Avec les collaborateur-rice-s sur place, vous êtes responsable du monitoring des projets. Qu’est-ce qui vous a réjoui en 2025 ?
Lukas Reinhard: Notre priorité est la lutte contre la faim. Malgré des contextes parfois difficiles, nous avons vu des améliorations dans de nombreuses zones de projets. Concrètement, nous avons amélioré la situation alimentaire d’environ 45’000 personnes depuis 2024. C’est notamment le cas en Équateur, où le projet «Guardianes del Páramo» a permis de diviser l’insécurité alimentaire par deux, la faisant chuter de 50 à 25%. Par ailleurs, l’introduction de l’indicateur MDD-W (Minimum Dietary Diversity for Women), développé par la FAO (Organisation des Nations Unies pour l’alimentation et l’agriculture) et ses partenaires, a représenté un défi de taille.
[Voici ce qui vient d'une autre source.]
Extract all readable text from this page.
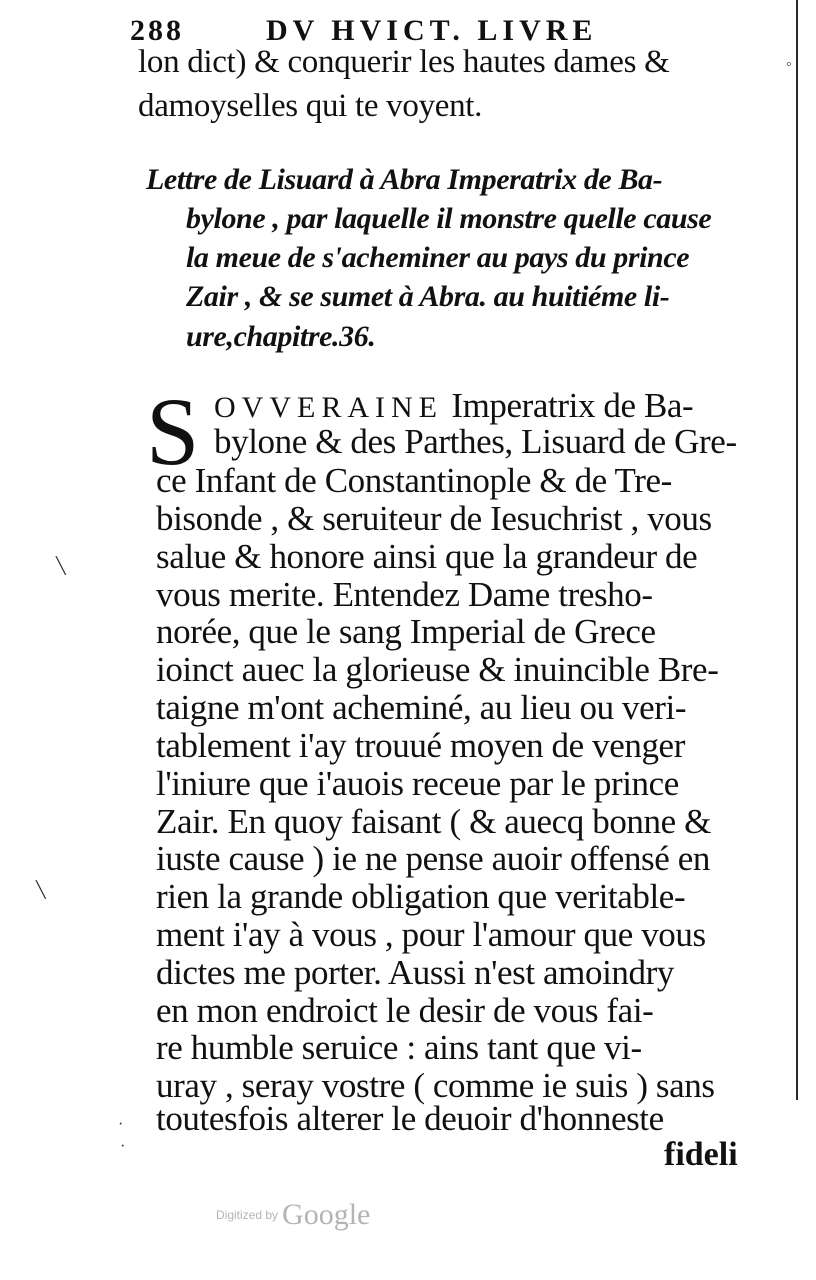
288	DV HVICT. LIVRE
lon dict) & conquerir les hautes dames &
damoyselles qui te voyent.
Lettre de Lisuard à Abra Imperatrix de Ba-
bylone , par laquelle il monstre quelle cause
la meue de s'acheminer au pays du prince
Zair , & se sumet à Abra. au huitiéme li-
ure,chapitre.36.
S OVVERAINE Imperatrix de Ba-
bylone & des Parthes, Lisuard de Gre-
ce Infant de Constantinople & de Tre-
bisonde , & seruiteur de Iesuchrist , vous
salue & honore ainsi que la grandeur de
vous merite. Entendez Dame tresho-
norée, que le sang Imperial de Grece
ioinct auec la glorieuse & inuincible Bre-
taigne m'ont acheminé, au lieu ou veri-
tablement i'ay trouué moyen de venger
l'iniure que i'auois receue par le prince
Zair. En quoy faisant ( & auecq bonne &
iuste cause ) ie ne pense auoir offensé en
rien la grande obligation que veritable-
ment i'ay à vous , pour l'amour que vous
dictes me porter. Aussi n'est amoindry
en mon endroict le desir de vous fai-
re humble seruice : ains tant que vi-
uray , seray vostre ( comme ie suis ) sans
toutesfois alterer le deuoir d'honneste
fideli
◦
╲
╲
·
·
Digitized by Google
Que mesure cet indicateur?
Il mesure la diversité alimentaire chez les femmes de 15 à 49 ans. Dans de nombreux pays du Sud, les femmes ont une alimentation moins diversifiée, car elles se privent – ou sont privées – au profit d’autres membres de leur famille. Nous avons défini les questionnaires avec des expert-e-s sur le terrain. Les données recueillies témoignent d’un bon travail préliminaire. Nous disposons donc d’une base de données solide pour les années à venir.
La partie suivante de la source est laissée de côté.